The more work you start without finishing, the longer everything takes to get done. That delay introduces variability, and that variability is what destroys the trustworthiness of your plans.

Most teams don’t lose predictability because the work is hard. They lose predictability because everything is in progress, and very little is actually flowing.

You don’t need to measure to see the damage

You don’t need metrics dashboards to identify when WIP is too high. You can see it in the way work moves ,  or doesn’t.

If you reach the middle of a sprint and everything is “in progress” but nothing has been finished, that’s a signal. If developers are working on individual items and handing them off downstream to test or review, you’re operating a batch-and-queue system, and your flow efficiency is likely sitting around 5–15%.

That means 85–95% of the total time a work item spends in the system is just waiting. And yet we still treat the active effort as the part worth optimising.

This is why “estimating better” doesn’t help. Your estimates cover the 5–15%. The problem lives in the 85–95%.

Collaboration is the early warning system

In my experience, if a team isn’t working together, in pairs, mobs, or focused swarms, WIP is already too high. The more localised the work, the more parallelisation. The more parallelisation, the more queues. And the more queues, the longer and more variable the cycle time.

Solo work in a collaborative delivery system isn’t faster. It’s fragmented. And it usually results in a board full of items “almost done” by the time you hit the sprint review.

There’s a reason experinced teams limit WIP to fewer items than there are people. It forces collaboration. It surfaces blockers. It reduces context switching. And it creates the conditions where delivery actually becomes predictable.

Multitasking is just unmanaged WIP

It’s easy to hide WIP inside individual calendars. A developer working on four items in parallel is managing four invisible queues. They’ll tell you they’re “almost done” with all of them, but none of them are finished.

Every switch between tasks adds cognitive load ( Mark et al., 2005, UC Irvine ). Studies have shown that with five parallel items, you lose up to 75% of productive time to context switching alone (Weinberg, G., Quality Software Management: Systems Thinking, 1992; DeMarco, T. & Lister, T., Peopleware, 1999).

We don’t account for this in planning. We assume that “utilised” means “productive.” It doesn’t. It means slow, error-prone, and unpredictable.

So even if each individual item is small and well-estimated, the system is still under strain. And that strain manifests as delay.

The fix isn’t effort. It’s flow.

I’ve worked with teams that improved throughput and predictability without changing how they estimated, or increasing capacity, or working longer hours. They simply reduced WIP and focused on finishing.

Another example comes from a workshop documented by Julia Wester and Daniel Vacanti, where a team reduced their average cycle time by 55% over four sprints by combining visible WIP limits with service level expectations. There was no change to the work, the people, or the tooling. The only thing that changed was the system of work: work was finished before starting more, blockers were made visible, and delivery became more even. This kind of operational clarity consistently outperforms speculative estimation.

They didn’t do more work. They just stopped pretending that all the started work was progress.

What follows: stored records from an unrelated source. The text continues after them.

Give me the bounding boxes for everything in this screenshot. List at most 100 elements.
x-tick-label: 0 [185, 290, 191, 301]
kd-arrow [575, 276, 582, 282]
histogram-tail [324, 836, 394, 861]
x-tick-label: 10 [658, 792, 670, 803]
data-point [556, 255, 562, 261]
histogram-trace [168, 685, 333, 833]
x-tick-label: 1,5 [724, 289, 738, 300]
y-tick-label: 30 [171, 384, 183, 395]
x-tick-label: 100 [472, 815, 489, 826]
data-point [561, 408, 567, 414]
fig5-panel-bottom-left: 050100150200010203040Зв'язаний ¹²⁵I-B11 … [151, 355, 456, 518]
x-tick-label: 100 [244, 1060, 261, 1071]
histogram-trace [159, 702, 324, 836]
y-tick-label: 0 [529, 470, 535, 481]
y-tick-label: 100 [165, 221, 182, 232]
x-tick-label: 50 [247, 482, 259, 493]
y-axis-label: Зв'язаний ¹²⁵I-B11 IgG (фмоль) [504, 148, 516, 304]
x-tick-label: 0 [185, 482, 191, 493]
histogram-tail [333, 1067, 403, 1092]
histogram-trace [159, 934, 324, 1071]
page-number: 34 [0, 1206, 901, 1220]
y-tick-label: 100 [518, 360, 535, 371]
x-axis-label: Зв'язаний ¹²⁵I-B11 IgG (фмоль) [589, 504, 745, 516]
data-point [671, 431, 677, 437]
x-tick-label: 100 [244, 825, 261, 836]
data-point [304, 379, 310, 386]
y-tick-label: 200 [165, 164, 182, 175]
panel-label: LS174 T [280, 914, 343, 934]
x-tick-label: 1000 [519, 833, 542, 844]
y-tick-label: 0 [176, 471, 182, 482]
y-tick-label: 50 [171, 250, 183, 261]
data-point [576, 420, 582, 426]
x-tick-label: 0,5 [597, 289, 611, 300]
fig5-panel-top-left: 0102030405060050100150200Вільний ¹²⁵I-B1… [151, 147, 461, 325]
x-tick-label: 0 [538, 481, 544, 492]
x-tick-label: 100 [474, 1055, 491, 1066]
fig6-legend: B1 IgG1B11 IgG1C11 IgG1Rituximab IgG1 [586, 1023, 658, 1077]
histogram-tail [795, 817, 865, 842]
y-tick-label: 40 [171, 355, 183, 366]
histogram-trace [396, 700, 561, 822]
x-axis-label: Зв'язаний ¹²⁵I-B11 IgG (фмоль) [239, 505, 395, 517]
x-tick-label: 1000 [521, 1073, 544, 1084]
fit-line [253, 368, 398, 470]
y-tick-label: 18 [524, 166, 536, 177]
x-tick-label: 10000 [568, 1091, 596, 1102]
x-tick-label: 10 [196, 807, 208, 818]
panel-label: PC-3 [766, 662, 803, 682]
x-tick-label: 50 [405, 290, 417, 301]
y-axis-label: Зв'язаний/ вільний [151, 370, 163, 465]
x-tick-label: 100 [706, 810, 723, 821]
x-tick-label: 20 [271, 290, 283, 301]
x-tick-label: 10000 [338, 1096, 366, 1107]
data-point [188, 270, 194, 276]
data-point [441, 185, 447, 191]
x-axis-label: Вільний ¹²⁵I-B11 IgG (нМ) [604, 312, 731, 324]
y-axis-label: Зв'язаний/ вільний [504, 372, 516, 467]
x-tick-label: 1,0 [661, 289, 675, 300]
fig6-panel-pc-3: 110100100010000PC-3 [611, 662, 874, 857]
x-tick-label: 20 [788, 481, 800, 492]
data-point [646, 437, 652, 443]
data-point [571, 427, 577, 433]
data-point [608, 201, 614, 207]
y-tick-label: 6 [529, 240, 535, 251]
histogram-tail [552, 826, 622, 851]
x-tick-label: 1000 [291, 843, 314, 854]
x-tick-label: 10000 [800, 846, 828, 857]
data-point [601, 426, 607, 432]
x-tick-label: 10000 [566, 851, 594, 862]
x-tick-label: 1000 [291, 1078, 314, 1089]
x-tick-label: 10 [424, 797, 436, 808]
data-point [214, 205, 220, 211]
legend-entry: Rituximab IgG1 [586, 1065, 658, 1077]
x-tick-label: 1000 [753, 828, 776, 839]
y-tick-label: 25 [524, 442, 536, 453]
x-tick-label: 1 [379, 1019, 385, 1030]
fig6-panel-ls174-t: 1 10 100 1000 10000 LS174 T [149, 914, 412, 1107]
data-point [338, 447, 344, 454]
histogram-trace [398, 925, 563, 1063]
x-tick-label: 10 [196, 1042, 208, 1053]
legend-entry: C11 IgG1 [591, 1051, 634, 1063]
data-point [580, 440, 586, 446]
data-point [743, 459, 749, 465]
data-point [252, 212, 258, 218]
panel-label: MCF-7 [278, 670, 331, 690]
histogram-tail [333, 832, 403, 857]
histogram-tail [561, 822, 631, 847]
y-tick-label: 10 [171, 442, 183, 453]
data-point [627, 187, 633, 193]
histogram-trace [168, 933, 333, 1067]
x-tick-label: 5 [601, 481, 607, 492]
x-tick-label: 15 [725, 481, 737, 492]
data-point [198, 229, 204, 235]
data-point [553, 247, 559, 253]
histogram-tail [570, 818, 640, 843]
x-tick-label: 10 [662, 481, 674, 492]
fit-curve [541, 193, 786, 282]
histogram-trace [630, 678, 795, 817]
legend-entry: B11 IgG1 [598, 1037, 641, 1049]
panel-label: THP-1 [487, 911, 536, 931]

The result? Less stress. Fewer surprises. And a forecast that didn’t fall apart after day two.

If you want predictability, stop flooding the system

You don’t get predictability from planning harder.

You get it from flow. You get it when work finishes at a consistent rate. You get it when the system is stable enough that estimates are actually meaningful.

If you’re struggling with predictability, don’t start with estimation. Start with WIP. Look at how many items are currently in progress. Look at how long they’ve been sitting. Look at how many are waiting on something else to move first.

Then ask: what would happen if we cut our WIP in half?

What would we have to do differently to actually finish things instead of constantly starting new ones?

That’s where predictability begins, not in a planning session, but in the shape and health of the system itself.